The Prudent Fiduciary

Scott Pritchard | Principal

A look at the major issues that are shaping fiduciary best practices today.

The Pain of Discipline vs. The Pain of Regret

February 2010

“We must all suffer from one of two pains: The pain of discipline or the pain of regret. The difference is discipline weighs ounces while regret weighs tons.”
                                                                                                      -- Jim Rohn

Recently a participant in a 401(k) plan for which we serve as the fiduciary advisor called me with some concerns.

“I’m just a little worried because the market seems to be headed down again,” she said. “Do you think I should change to a more conservative strategy?”

I asked the woman whether there had recently been any major changes in her life that would warrant a change in strategies. She assured me there had not – just that she had concerns about the market volatility. After I spent some time reassuring her that market volatility was an unpleasant, but unavoidable, part of equity investing, she finally calmed down and agreed to stay the course.

“You’re right,” she said. “Thank you so much. I just wish I had listened to you last year. I panicked and got out for a few months, but I won’t make that mistake again.”

As I hung up the phone, her last comment kept nagging at me. When had she gotten out? I wondered. And what was the impact on her portfolio?

After some brief research into the plan’s monthly statements, my worst fears were confirmed. The participant got out of the market on … wait for it … March 9, 2009 … the absolute bottom of the bear market.
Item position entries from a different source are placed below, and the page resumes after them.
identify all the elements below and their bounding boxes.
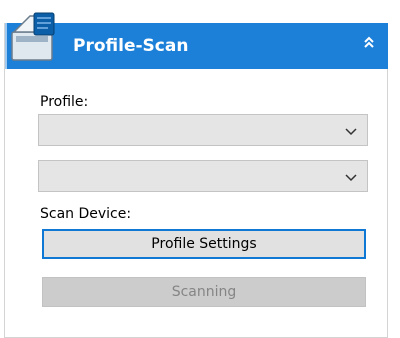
scan-device-label: Scan Device: (40, 206, 132, 222)
profile-label: Profile: (40, 94, 89, 110)
panel-title: Profile-Scan (73, 36, 189, 56)
scanning-button[interactable]: Scanning (42, 277, 366, 307)
scanner-icon (11, 12, 55, 61)
profile-select[interactable] (38, 114, 368, 146)
profile-scan-panel: Profile-Scan Profile: Scan Device: Profi… (4, 23, 388, 338)
profile-settings-button[interactable]: Profile Settings (42, 229, 366, 259)
double-chevron-up-icon (364, 36, 374, 48)
secondary-select[interactable] (38, 160, 368, 192)
chevron-down-icon (345, 174, 357, 182)
chevron-down-icon (345, 128, 357, 136)
collapse-button[interactable] (358, 31, 380, 53)
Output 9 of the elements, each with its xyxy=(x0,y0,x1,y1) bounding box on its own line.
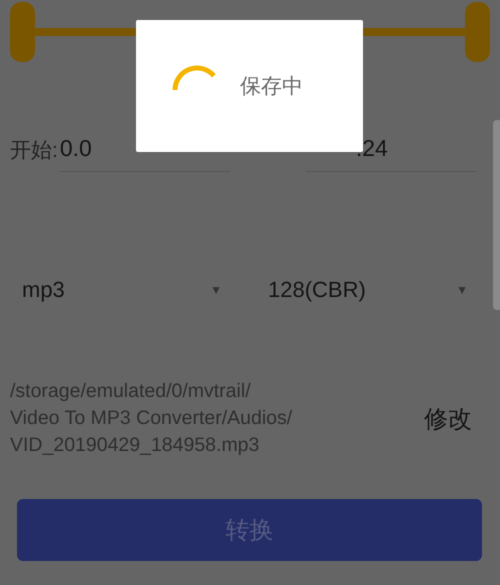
format-dropdown[interactable]: mp3 ▼ xyxy=(22,277,222,303)
change-button[interactable]: 修改 xyxy=(424,402,472,434)
start-label: 开始: xyxy=(10,138,58,164)
slider-handle[interactable] xyxy=(10,2,35,62)
scrollbar[interactable] xyxy=(493,120,500,310)
dialog-message: 保存中 xyxy=(240,74,303,100)
bitrate-dropdown[interactable]: 128(CBR) ▼ xyxy=(268,277,468,303)
output-path: /storage/emulated/0/mvtrail/ Video To MP3 Converter/Audios/ VID_20190429_184958.mp3 xyxy=(10,379,294,458)
slider-handle[interactable] xyxy=(465,2,490,62)
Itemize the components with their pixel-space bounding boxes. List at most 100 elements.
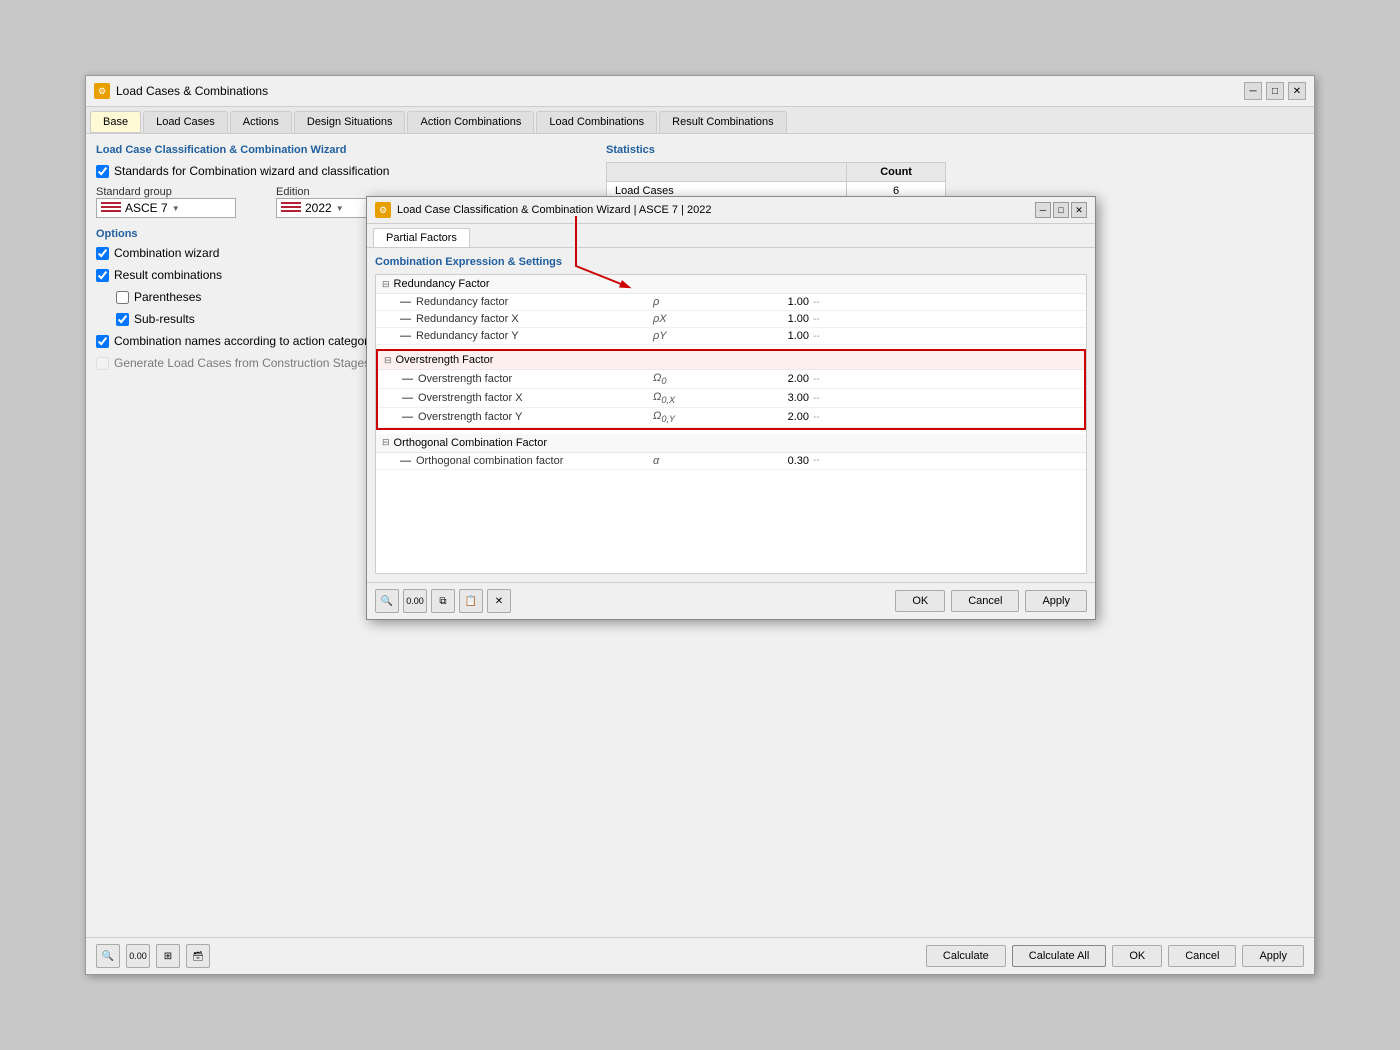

She then got back in about two months later on May 11.

The market has gained quite a bit since May 11, so it can be tempting to think she has done just fine even though she missed the first two months of an historic rally.

But when we consider what she actually missed in those two months we see the real damage done: In missing the first two months of the recovery, this participant missed out on a gain of 23.83%! And this was in a balanced portfolio of 60% stocks / 40% bonds; had she been more heavily invested in equities the opportunity cost would have been much worse.

In hard dollars, this not-hypothetical 401(k) participant’s $200k portfolio missed out on $47,660 in gains that were there for the taking. And with the loss of compounding on that amount over the next ten years (when she will reach retirement age), her momentary lack of discipline could end up costing her roughly $102,000 (assuming a hypothetical return of 8% for her portfolio).

Clearly, as in this case, we can’t always save participants from themselves; ultimately they make their own decisions about what to do with their money. Still, as fiduciaries, we must constantly strive to help participants avoid critical mistakes like this any way we can. We must continuously remind participants that saving for retirement is a long-term endeavor. We must help them avoid the short-term “noise” and stay invested in a well-diversified, low-cost portfolio.

If we don’t then they (and we) may face the long-term pain of regret that is far worse than the short-term pain of discipline.